震災に想ふ

お店に卸す豆をこりこり煎りながら、もの想ふ。

 

去年の今日。311のあの日あの時間にも、こうして豆を煎っておりました。

 

手を止めてツイッターに目を通していると、ツイートがあふれてきた。

「今、東京すごいゆれた」「東北がえらいことになってる」

急いでネットをチェックすると、被災情報が次々あがってくる。

 

出勤時間なので店に向かい、テレビに釘付けになった。

 

津波に飲み込まれていく町。

 

福島原発の事故。

 

 

その日からしばらく、緊張と焦燥と、不安にかられた生活が続いたように思う。

混乱する情報を注意深く精査し、自分になにができるか、なにをすべきか問う毎日。

自分の無力さをもどかしく感じながらも、少しでも前に進まないといけない、という思いが常にあった。

 

一年。

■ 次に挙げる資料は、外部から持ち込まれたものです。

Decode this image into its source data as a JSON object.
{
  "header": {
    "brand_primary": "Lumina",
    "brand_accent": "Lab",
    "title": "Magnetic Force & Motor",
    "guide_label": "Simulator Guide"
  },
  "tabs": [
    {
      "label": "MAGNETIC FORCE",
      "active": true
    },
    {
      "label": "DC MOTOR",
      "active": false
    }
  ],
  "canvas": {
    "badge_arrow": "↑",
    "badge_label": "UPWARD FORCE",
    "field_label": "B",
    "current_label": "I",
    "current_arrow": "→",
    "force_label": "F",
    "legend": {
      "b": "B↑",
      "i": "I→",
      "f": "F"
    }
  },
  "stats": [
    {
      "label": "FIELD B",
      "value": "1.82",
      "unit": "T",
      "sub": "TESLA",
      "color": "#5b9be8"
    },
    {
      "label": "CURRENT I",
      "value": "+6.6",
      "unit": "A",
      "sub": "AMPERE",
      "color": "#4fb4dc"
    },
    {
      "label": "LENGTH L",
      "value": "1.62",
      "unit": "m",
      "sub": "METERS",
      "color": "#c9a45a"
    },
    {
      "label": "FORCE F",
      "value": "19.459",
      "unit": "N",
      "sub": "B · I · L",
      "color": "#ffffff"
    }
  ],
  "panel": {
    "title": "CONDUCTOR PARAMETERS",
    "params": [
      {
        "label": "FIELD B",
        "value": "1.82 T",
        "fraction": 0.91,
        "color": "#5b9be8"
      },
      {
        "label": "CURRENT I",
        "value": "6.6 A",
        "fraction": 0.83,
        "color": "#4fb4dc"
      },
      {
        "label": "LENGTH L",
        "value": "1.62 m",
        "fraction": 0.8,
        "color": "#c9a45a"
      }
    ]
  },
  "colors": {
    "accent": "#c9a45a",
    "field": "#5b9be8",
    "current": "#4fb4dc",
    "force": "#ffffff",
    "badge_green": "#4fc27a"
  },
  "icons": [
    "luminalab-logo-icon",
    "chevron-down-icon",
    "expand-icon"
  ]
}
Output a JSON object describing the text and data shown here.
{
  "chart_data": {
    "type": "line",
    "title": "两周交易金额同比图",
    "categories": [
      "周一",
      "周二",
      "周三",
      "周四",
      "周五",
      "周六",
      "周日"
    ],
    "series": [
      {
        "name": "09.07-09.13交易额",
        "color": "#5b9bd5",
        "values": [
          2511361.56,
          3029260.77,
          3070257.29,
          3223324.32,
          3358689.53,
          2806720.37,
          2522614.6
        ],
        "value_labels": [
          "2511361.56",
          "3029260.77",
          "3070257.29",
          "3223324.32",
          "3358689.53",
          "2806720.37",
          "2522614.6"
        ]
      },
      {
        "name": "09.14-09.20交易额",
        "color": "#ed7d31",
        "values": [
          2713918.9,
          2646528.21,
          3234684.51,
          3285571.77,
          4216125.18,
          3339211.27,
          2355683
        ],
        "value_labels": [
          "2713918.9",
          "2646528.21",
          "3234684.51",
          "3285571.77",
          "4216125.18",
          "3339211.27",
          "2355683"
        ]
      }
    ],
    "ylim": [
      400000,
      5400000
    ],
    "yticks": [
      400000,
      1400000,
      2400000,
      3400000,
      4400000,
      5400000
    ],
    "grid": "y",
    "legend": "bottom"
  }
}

少しは成長できたのだろうか。そんで、この国は少しはよい国になったのだろうか。

 

徒然なるままに日暮らしコーヒーに向かひてこころにうつりゆくよしなし事をものぐるおしく考えてみる。

こりこり、からから、豆を回しながら。

 

こりこり、からから。焦っては焦げます。

こりこり、からから。焦がさなくては飲めません。

危ういバランスで、かろうじて成り立っております。

宇宙も世間も自身もコーヒーも。